Report: After losses, Kawasaki mulls future of railcar business

Written by Railway Age Staff

Kawasaki Heavy Industries, builder of subway cars for U.S. cities including New York and Washington, may exit the business amid mounting losses and an increasingly difficult market.

Kawasaki Chief Executive Yoshinori Kanehana, after announcing disappointing quarterly results, said the Japanese company is reviewing options for its rolling stock division, including getting out of the business, according to published reports.

The builder would explore alliances or possibly closing its rail unit if a turnaround isn’t successful.

Kawasaki plans to outline a restructuring for the rail business this fiscal year after announcing a net loss of $31 million for the six months ended September, down from a profit of $95 million a year ago.

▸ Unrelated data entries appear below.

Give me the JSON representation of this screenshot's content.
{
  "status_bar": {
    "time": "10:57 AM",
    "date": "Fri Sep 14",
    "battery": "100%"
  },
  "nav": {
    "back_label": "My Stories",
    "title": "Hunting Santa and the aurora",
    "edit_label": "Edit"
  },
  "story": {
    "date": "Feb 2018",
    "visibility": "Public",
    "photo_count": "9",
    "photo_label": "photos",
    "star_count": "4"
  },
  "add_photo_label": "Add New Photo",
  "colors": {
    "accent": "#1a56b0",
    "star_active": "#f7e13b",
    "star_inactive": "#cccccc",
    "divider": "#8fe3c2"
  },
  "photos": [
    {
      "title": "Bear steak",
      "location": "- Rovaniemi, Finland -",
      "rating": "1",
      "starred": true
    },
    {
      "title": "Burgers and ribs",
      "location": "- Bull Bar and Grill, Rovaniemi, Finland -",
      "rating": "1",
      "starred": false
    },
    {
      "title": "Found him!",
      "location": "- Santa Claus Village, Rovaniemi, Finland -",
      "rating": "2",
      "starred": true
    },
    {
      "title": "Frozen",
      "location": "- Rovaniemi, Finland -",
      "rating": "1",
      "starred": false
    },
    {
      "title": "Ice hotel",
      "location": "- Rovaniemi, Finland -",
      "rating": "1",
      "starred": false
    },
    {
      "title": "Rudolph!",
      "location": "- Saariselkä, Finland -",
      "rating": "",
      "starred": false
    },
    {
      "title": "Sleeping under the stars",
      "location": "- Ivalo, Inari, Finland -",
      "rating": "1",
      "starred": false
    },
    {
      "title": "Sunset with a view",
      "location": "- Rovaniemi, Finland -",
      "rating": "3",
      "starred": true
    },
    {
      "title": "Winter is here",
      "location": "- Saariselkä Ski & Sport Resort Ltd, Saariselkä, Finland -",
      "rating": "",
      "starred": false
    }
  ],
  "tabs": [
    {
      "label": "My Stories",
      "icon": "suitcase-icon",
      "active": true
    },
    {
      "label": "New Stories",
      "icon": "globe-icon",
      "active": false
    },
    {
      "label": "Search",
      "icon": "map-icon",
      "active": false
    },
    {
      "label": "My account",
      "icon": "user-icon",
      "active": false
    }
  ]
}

That included a reported loss of $78 million in its rolling stock division, primarily on contracts with Washington’s Metro and the Metropolitan Transportation Authority’s Long Island Rail Road.

The company operates Kawasaki Rail Car at U.S. facilities in Lincoln, Neb., and Yonkers, N.Y.

Kanehana also said that a labor shortage and Buy American requirements complicated the company’s business plans in North America.

Following early design issues and delivery delays, Metro inspections earlier this year found flaws that will require replacement of all wiring in 548 of about 600 new 7000 series cars. The agency has a $2-billion contract with Kawasaki for a total 748 cars, all of which it expects to be delivered ahead of schedule by late 2019.

Profits were also dragged by additional orders in a 2013 contract with LIRR that were less than expected.